With the Dodgers leaving for Los Angeles, O'Malley urged Horace Stoneham, owner of the Dodgers' long-time crosstown rivals, the New York Giants, to also move west: Stoneham, who was having stadium and financial difficulties of his own, agreed, and moved the Giants to San Francisco after the 1957 season.

The departure of the Dodgers was followed by a "twilight" phase in which the park sporadically hosted soccer, as well as baseball at various levels: high school, college, and a handful of Negro league games, featuring a team formed by Roy Campanella. In one of those games, Satchel Paige made a special guest pitching appearance.

The demolition of Ebbets Field began on February 23, 1960. More than 35 years after the Dodgers had left Brooklyn, in a case deciding the use of the Brooklyn Dodgers' trademark, Constance Baker Motley, a federal judge in the Southern District of New York, called O'Malley's relocation of the franchise from its historic home to Los Angeles "one of the most notorious abandonments in the history of sports".
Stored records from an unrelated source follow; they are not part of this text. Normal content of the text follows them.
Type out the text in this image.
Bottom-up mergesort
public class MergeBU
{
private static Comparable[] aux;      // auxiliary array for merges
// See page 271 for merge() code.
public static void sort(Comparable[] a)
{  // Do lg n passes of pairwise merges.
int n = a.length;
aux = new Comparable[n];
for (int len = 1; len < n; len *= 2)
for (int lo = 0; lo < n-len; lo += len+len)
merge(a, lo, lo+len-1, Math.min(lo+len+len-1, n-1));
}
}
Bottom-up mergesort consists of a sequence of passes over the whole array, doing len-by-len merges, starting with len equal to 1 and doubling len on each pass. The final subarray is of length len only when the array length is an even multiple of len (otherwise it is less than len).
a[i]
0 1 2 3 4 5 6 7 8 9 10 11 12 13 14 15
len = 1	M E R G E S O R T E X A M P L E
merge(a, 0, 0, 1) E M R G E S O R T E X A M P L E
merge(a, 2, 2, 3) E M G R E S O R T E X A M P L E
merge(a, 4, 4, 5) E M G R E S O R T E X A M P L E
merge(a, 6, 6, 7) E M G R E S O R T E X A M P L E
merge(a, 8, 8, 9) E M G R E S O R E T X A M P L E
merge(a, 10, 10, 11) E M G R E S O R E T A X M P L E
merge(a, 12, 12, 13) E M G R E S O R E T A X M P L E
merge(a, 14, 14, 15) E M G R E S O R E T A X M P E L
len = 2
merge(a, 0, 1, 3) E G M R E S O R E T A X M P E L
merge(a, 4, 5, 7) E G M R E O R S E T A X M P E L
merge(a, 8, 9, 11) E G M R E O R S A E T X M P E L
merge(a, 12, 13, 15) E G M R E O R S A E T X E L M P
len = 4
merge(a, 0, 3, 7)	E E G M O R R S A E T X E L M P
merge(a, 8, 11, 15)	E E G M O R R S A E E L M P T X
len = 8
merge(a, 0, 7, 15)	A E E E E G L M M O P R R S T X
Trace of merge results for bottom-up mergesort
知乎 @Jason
According to The Greatest Ballpark Ever: Ebbets Field and the story of the Brooklyn Dodgers by Bob McGee, Saul Leisner was assigned to auction off Ebbets Field (structure and contents) on April 20, 1960. Leisner began the auction at 11:15 am by climbing an eight-foot ladder and holding a gavel. Estimates were that over 500 people gathered around the marble rotunda. Locker room stools, benches, team banners, seats, bricks, bats, caps, team photos, balls, and a brownstone cornerstone of the stadium were included in the items for sale. Leisner stated that it was the saddest day of his life, and it was a difficult task for him, as he had been a faithful fan of the Brooklyn Dodgers and was heartbroken when the team relocated.

Subsequent use of site
The Ebbets Field Apartments were built on the former Ebbets Field site and were opened in 1962. They remain under private ownership with the same name and should not be confused with the New York City Housing Authority's Jackie Robinson Houses in Harlem. However, Middle School 320, across McKeever Place, was renamed Jackie Robinson Intermediate School. In January 2014, the street sign that once stood at the corner of McKeever Place and Montgomery Street was sold at auction for $58,852.08.

Legacy

Ebbets Field was one of several historic major league ballparks demolished in the 1960s, but more mythology and nostalgia surround the stadium and its demise than possibly any other defunct ballpark.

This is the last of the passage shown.